The Netherlands during World War II
In 1940, the Netherlands was invaded by Germany. Neutral in World War One, the unprepared Dutch army was no match for the Blitzkrieg, and the country had no air force to speak of. After five days of fighting, the army laid down their arms when the Luftwaffe bombed and destroyed Rotterdam. To avoid surrender and cooperation, Queen Wilhelmina and her ministers fled to England to form a government in exile. Their broadcasts over the BBC, called Radio Free Orange, were listened to regularly on clandestine radios throughout the war. During this time the Crown Princess, Juliana, lived in Ottawa.
German rule under the Austrian Seyss-Inquart began fairly benignly, but the Nazis were hated by all the citizens, except for members of the NSB, the Dutch National Socialist Party, who were a small despised minority.
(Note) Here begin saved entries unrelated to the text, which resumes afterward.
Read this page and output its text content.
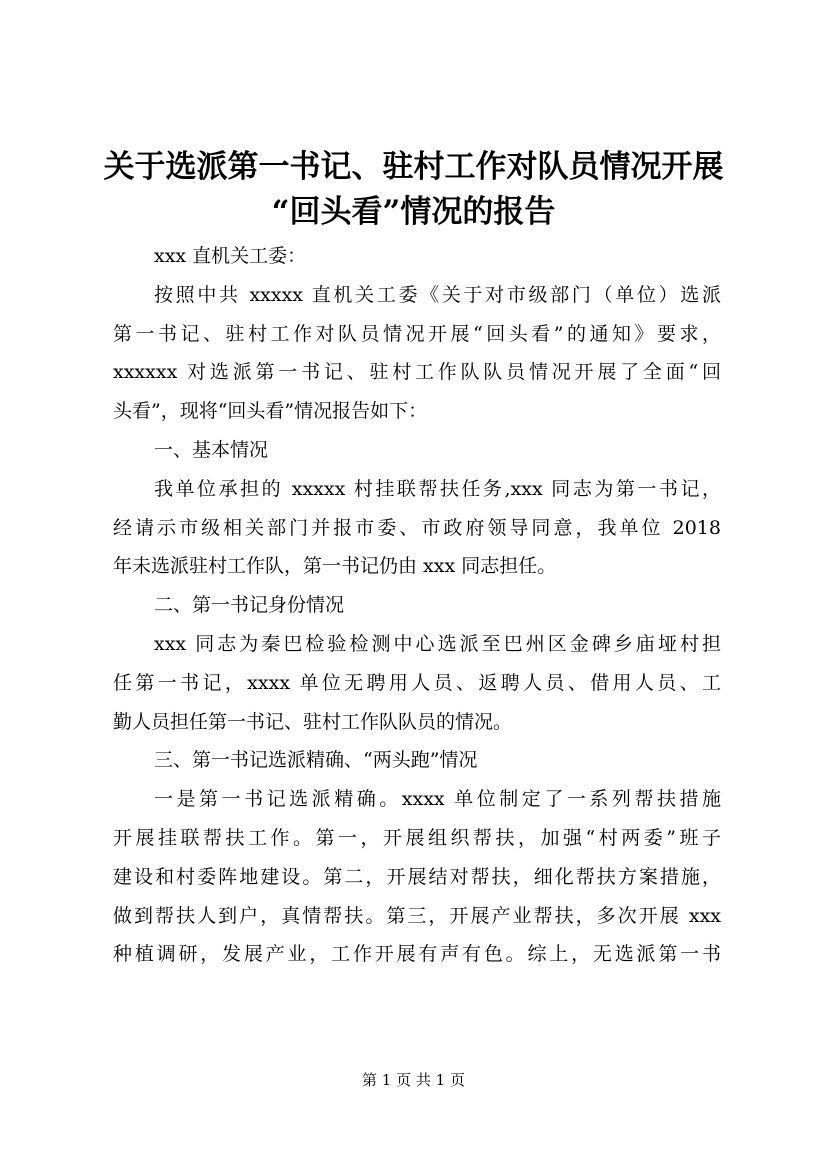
关于选派第一书记、驻村工作对队员情况开展
“回头看”情况的报告
xxx 直机关工委：
按照中共 xxxxx 直机关工委《关于对市级部门（单位）选派
第一书记、驻村工作对队员情况开展“回头看”的通知》要求，
xxxxxx 对选派第一书记、驻村工作队队员情况开展了全面“回
头看”，现将“回头看”情况报告如下：
一、基本情况
我单位承担的 xxxxx 村挂联帮扶任务,xxx 同志为第一书记，
经请示市级相关部门并报市委、市政府领导同意，我单位 2018
年未选派驻村工作队，第一书记仍由 xxx 同志担任。
二、第一书记身份情况
xxx 同志为秦巴检验检测中心选派至巴州区金碑乡庙垭村担
任第一书记，xxxx 单位无聘用人员、返聘人员、借用人员、工
勤人员担任第一书记、驻村工作队队员的情况。
三、第一书记选派精确、“两头跑”情况
一是第一书记选派精确。xxxx 单位制定了一系列帮扶措施
开展挂联帮扶工作。第一，开展组织帮扶，加强“村两委”班子
建设和村委阵地建设。第二，开展结对帮扶，细化帮扶方案措施，
做到帮扶人到户，真情帮扶。第三，开展产业帮扶，多次开展 xxx
种植调研，发展产业，工作开展有声有色。综上，无选派第一书
第 1 页 共 1 页
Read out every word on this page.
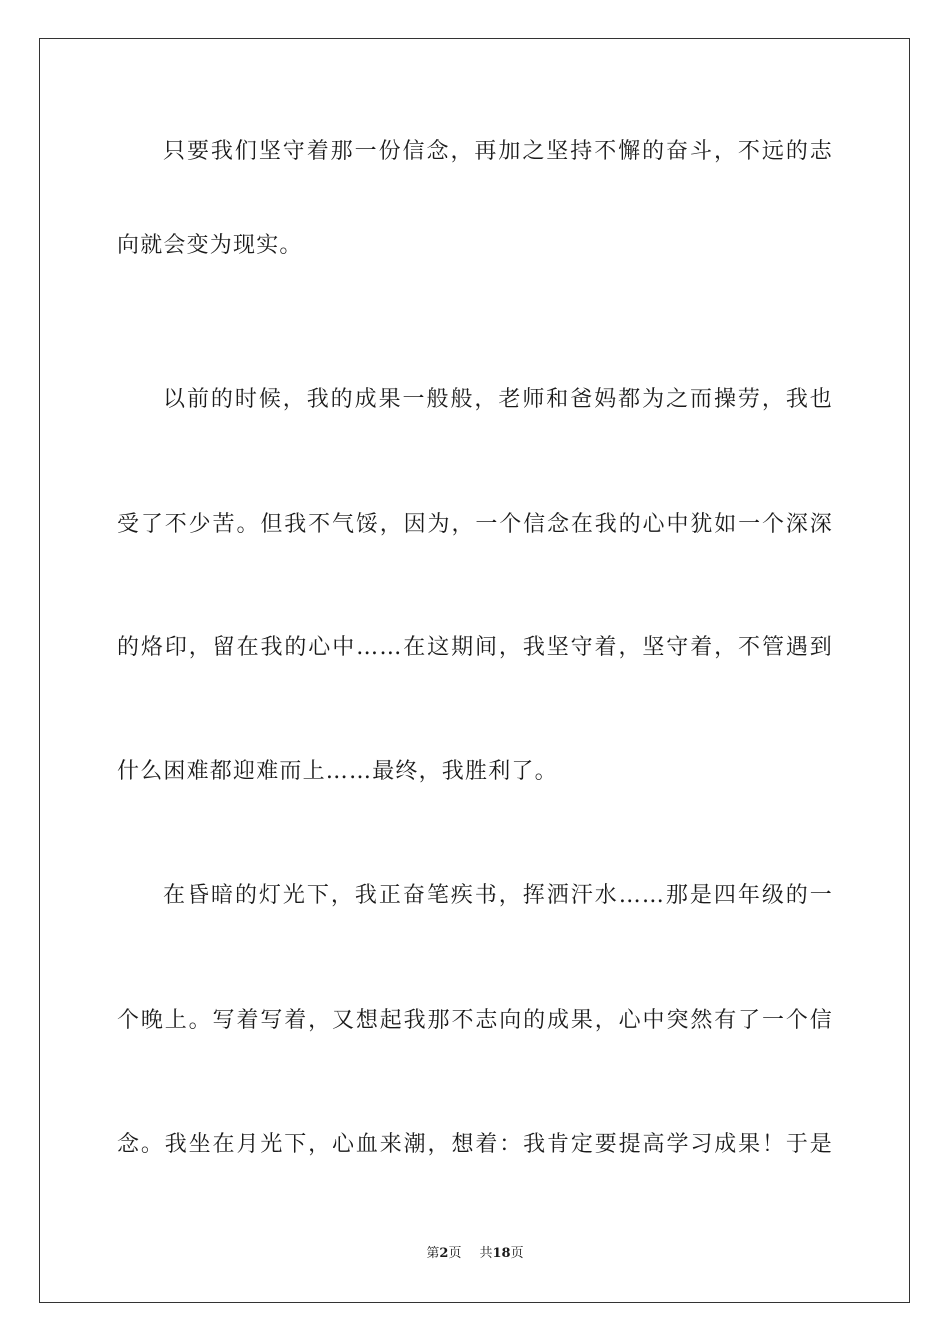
只要我们坚守着那一份信念，再加之坚持不懈的奋斗，不远的志
向就会变为现实。
以前的时候，我的成果一般般，老师和爸妈都为之而操劳，我也
受了不少苦。但我不气馁，因为，一个信念在我的心中犹如一个深深
的烙印，留在我的心中……在这期间，我坚守着，坚守着，不管遇到
什么困难都迎难而上……最终，我胜利了。
在昏暗的灯光下，我正奋笔疾书，挥洒汗水……那是四年级的一
个晚上。写着写着，又想起我那不志向的成果，心中突然有了一个信
念。我坐在月光下，心血来潮，想着：我肯定要提高学习成果！于是
第2页 共18页
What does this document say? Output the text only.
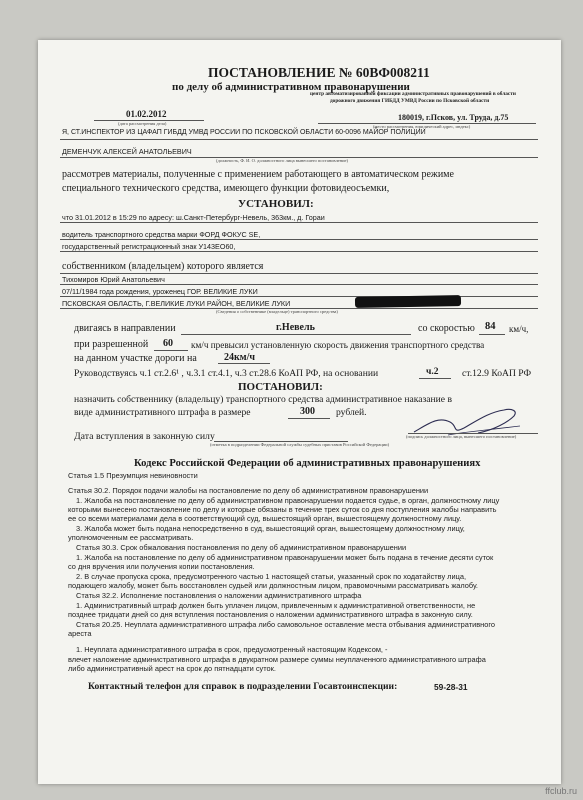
ПОСТАНОВЛЕНИЕ № 60ВФ008211
по делу об административном правонарушении
центр автоматизированной фиксации административных правонарушений в области
дорожного движения ГИБДД УМВД России по Псковской области
01.02.2012
(дата рассмотрения дела)
180019, г.Псков, ул. Труда, д.75
(место рассмотрения, юридический адрес, индекс)
Я, СТ.ИНСПЕКТОР ИЗ ЦАФАП ГИБДД УМВД РОССИИ ПО ПСКОВСКОЙ ОБЛАСТИ 60-0096 МАЙОР ПОЛИЦИИ
ДЕМЕНЧУК АЛЕКСЕЙ АНАТОЛЬЕВИЧ
(должность, Ф. И. О. должностного лица вынесшего постановление)
рассмотрев материалы, полученные с применением работающего в автоматическом режиме
специального технического средства, имеющего функции фотовидеосъемки,
УСТАНОВИЛ:
что 31.01.2012 в 15:29 по адресу: ш.Санкт-Петербург-Невель, 363км., д. Гораи
водитель транспортного средства марки ФОРД ФОКУС SE,
государственный регистрационный знак У143ЕО60,
собственником (владельцем) которого является
Тихомиров Юрий Анатольевич
07/11/1984 года рождения, уроженец ГОР. ВЕЛИКИЕ ЛУКИ
ПСКОВСКАЯ ОБЛАСТЬ, Г.ВЕЛИКИЕ ЛУКИ РАЙОН, ВЕЛИКИЕ ЛУКИ
(Сведения о собственнике (владельце) транспортного средства)
двигаясь в направлении	г.Невель	со скоростью 84 км/ч,
при разрешенной 60 км/ч превысил установленную скорость движения транспортного средства
на данном участке дороги на	24км/ч
Руководствуясь ч.1 ст.2.6¹ , ч.3.1 ст.4.1, ч.3 ст.28.6 КоАП РФ, на основании	ч.2 ст.12.9 КоАП РФ
ПОСТАНОВИЛ:
назначить собственнику (владельцу) транспортного средства административное наказание в
виде административного штрафа в размере	300 рублей.
Дата вступления в законную силу	(подпись должностного лица, вынесшего постановление)
(отметка в подразделении Федеральной службы судебных приставов Российской Федерации)
Кодекс Российской Федерации об административных правонарушениях
Статья 1.5 Презумпция невиновности
Статья 30.2. Порядок подачи жалобы на постановление по делу об административном правонарушении
1. Жалоба на постановление по делу об административном правонарушении подается судье, в орган, должностному лицу
которыми вынесено постановление по делу и которые обязаны в течение трех суток со дня поступления жалобы направить
ее со всеми материалами дела в соответствующий суд, вышестоящий орган, вышестоящему должностному лицу.
3. Жалоба может быть подана непосредственно в суд, вышестоящий орган, вышестоящему должностному лицу,
уполномоченным ее рассматривать.
Статья 30.3. Срок обжалования постановления по делу об административном правонарушении
1. Жалоба на постановление по делу об административном правонарушении может быть подана в течение десяти суток
со дня вручения или получения копии постановления.
2. В случае пропуска срока, предусмотренного частью 1 настоящей статьи, указанный срок по ходатайству лица,
подающего жалобу, может быть восстановлен судьей или должностным лицом, правомочными рассматривать жалобу.
Статья 32.2. Исполнение постановления о наложении административного штрафа
1. Административный штраф должен быть уплачен лицом, привлеченным к административной ответственности, не
позднее тридцати дней со дня вступления постановления о наложении административного штрафа в законную силу.
Статья 20.25. Неуплата административного штрафа либо самовольное оставление места отбывания административного
ареста
1. Неуплата административного штрафа в срок, предусмотренный настоящим Кодексом, -
влечет наложение административного штрафа в двукратном размере суммы неуплаченного административного штрафа
либо административный арест на срок до пятнадцати суток.
Контактный телефон для справок в подразделении Госавтоинспекции:	59-28-31
ffclub.ru
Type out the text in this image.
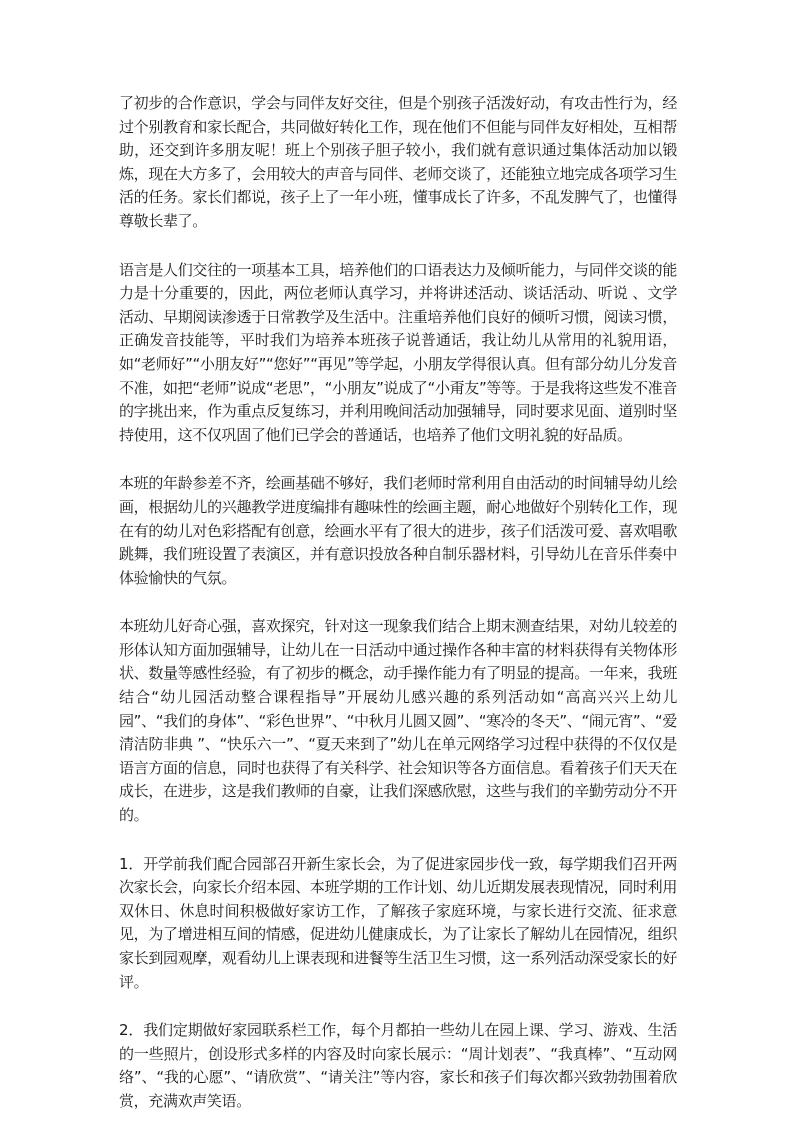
了初步的合作意识，学会与同伴友好交往，但是个别孩子活泼好动，有攻击性行为，经过个别教育和家长配合，共同做好转化工作，现在他们不但能与同伴友好相处，互相帮助，还交到许多朋友呢！班上个别孩子胆子较小，我们就有意识通过集体活动加以锻炼，现在大方多了，会用较大的声音与同伴、老师交谈了，还能独立地完成各项学习生活的任务。家长们都说，孩子上了一年小班，懂事成长了许多，不乱发脾气了，也懂得尊敬长辈了。

语言是人们交往的一项基本工具，培养他们的口语表达力及倾听能力，与同伴交谈的能力是十分重要的，因此，两位老师认真学习，并将讲述活动、谈话活动、听说 、文学活动、早期阅读渗透于日常教学及生活中。注重培养他们良好的倾听习惯，阅读习惯，正确发音技能等，平时我们为培养本班孩子说普通话，我让幼儿从常用的礼貌用语，如“老师好”“小朋友好”“您好”“再见”等学起，小朋友学得很认真。但有部分幼儿分发音不准，如把“老师”说成“老思”，“小朋友”说成了“小甭友”等等。于是我将这些发不准音的字挑出来，作为重点反复练习，并利用晚间活动加强辅导，同时要求见面、道别时坚持使用，这不仅巩固了他们已学会的普通话，也培养了他们文明礼貌的好品质。

本班的年龄参差不齐，绘画基础不够好，我们老师时常利用自由活动的时间辅导幼儿绘画，根据幼儿的兴趣教学进度编排有趣味性的绘画主题，耐心地做好个别转化工作，现在有的幼儿对色彩搭配有创意，绘画水平有了很大的进步，孩子们活泼可爱、喜欢唱歌跳舞，我们班设置了表演区，并有意识投放各种自制乐器材料，引导幼儿在音乐伴奏中体验愉快的气氛。

本班幼儿好奇心强，喜欢探究，针对这一现象我们结合上期末测查结果，对幼儿较差的形体认知方面加强辅导，让幼儿在一日活动中通过操作各种丰富的材料获得有关物体形状、数量等感性经验，有了初步的概念，动手操作能力有了明显的提高。一年来，我班结合“幼儿园活动整合课程指导”开展幼儿感兴趣的系列活动如“高高兴兴上幼儿园”、“我们的身体”、“彩色世界”、“中秋月儿圆又圆”、“寒冷的冬天”、“闹元宵”、“爱清洁防非典 ”、“快乐六一”、“夏天来到了”幼儿在单元网络学习过程中获得的不仅仅是语言方面的信息，同时也获得了有关科学、社会知识等各方面信息。看着孩子们天天在成长，在进步，这是我们教师的自豪，让我们深感欣慰，这些与我们的辛勤劳动分不开的。

1．开学前我们配合园部召开新生家长会，为了促进家园步伐一致，每学期我们召开两次家长会，向家长介绍本园、本班学期的工作计划、幼儿近期发展表现情况，同时利用双休日、休息时间积极做好家访工作，了解孩子家庭环境，与家长进行交流、征求意见，为了增进相互间的情感，促进幼儿健康成长，为了让家长了解幼儿在园情况，组织家长到园观摩，观看幼儿上课表现和进餐等生活卫生习惯，这一系列活动深受家长的好评。

2．我们定期做好家园联系栏工作，每个月都拍一些幼儿在园上课、学习、游戏、生活的一些照片，创设形式多样的内容及时向家长展示：“周计划表”、“我真棒”、“互动网络”、“我的心愿”、“请欣赏”、“请关注”等内容，家长和孩子们每次都兴致勃勃围着欣赏，充满欢声笑语。
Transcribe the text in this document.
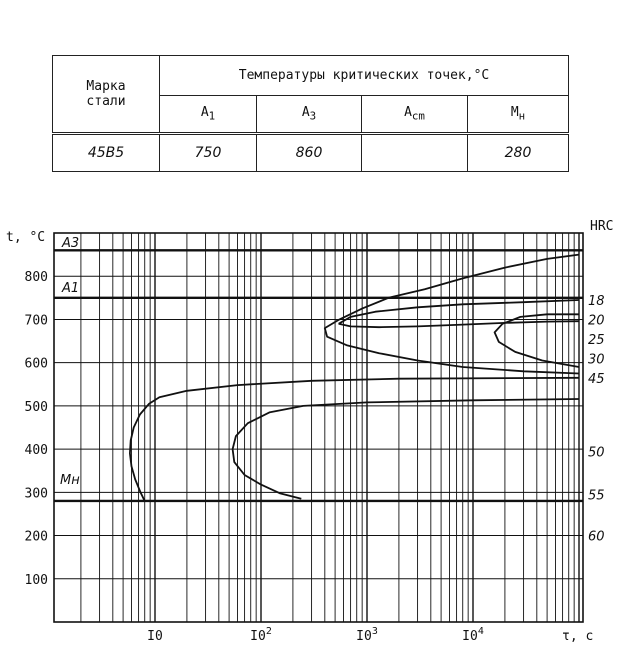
Марка
стали	Температуры критических точек,°С			
	$A_1$	$A_3$	$A_{cm}$	$M_н$
45В5	750	860		280
100
200
300
400
500
600
700
800
I0	$I0^2$	$I0^3$	$I0^4$
18
20
25
30
45
50
55
60
t, °C
τ, c
HRC
A3
A1
Mн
As the occupation grew harsher, the Dutch lost all political rights and suffered press censorship, shortages, confiscations, forced export of food, mass arrests, mistreatment of prisoners, and executions.
In 1941, the arrest of 425 young Amsterdam Jews evoked two days of strikes throughout the country. Oppression of Dutch Jews continued, and eventually, most were sent east to death camps. Of the original 107,000 Dutch Jews, some three quarters were arrested directly and taken to concentration camps. The others were hidden by their non-Jewish compatriots, but about a third of those hidden, like Anne Frank and her family, were eventually discovered and also taken to the camps.
From 1942 to the end of the war, hundreds of thousands of Dutch men were conscripted to labour in German factories. Many, including the majority of university students, went into hiding to avoid this slavery. In 1943, to satisfy an increasing labour shortage in Germany, all Dutch army personnel were ordered reinterned for deportation. Again, the country’s simmering resentment ignited, and another, more widespread general strike broke out. As before, the Nazi retaliation was bloody, and the strikes died down in about a week. This strike lasted longest in the countryside, where striking farmers who interfered with food delivery were harder to identify than striking city workers. Among those executed was my mother's 28 year old brother, Rienold Terpstra.
The Dutch Resistance transported and hid Jews, published underground newspapers, and forged or stole ID cards and ration books to help support 300,000 people in hiding. They also committed sabotage, and later assassinated a number of German officials or collaborators. The reprisals for such attacks became increasingly disproportionate, as the Nazis executed Resistance members, prisoners, and innocent citizens alike, burned homes, and deported townsfolk to concentration camps.
As the war went on, food shortages became more severe and health suffered. In 1944, the arrival of the Allied armies in the southern Netherlands was supported by a railway strike. Seyss-Inquart responded with a six week blockade of food transport, contributing to the death by starvation of 15,000 people during the “Hunger Winter”. Seyss-Inquart was ultimately executed for war crimes.
In 1945, the Canadian Army liberated the Netherlands and earned the gratitude of the Dutch people forever. During the next ten years, many thousands of Dutch people chose Canada to be their new homeland.
The Gladstone production of All Changed will open, appropriately, on V-E Day.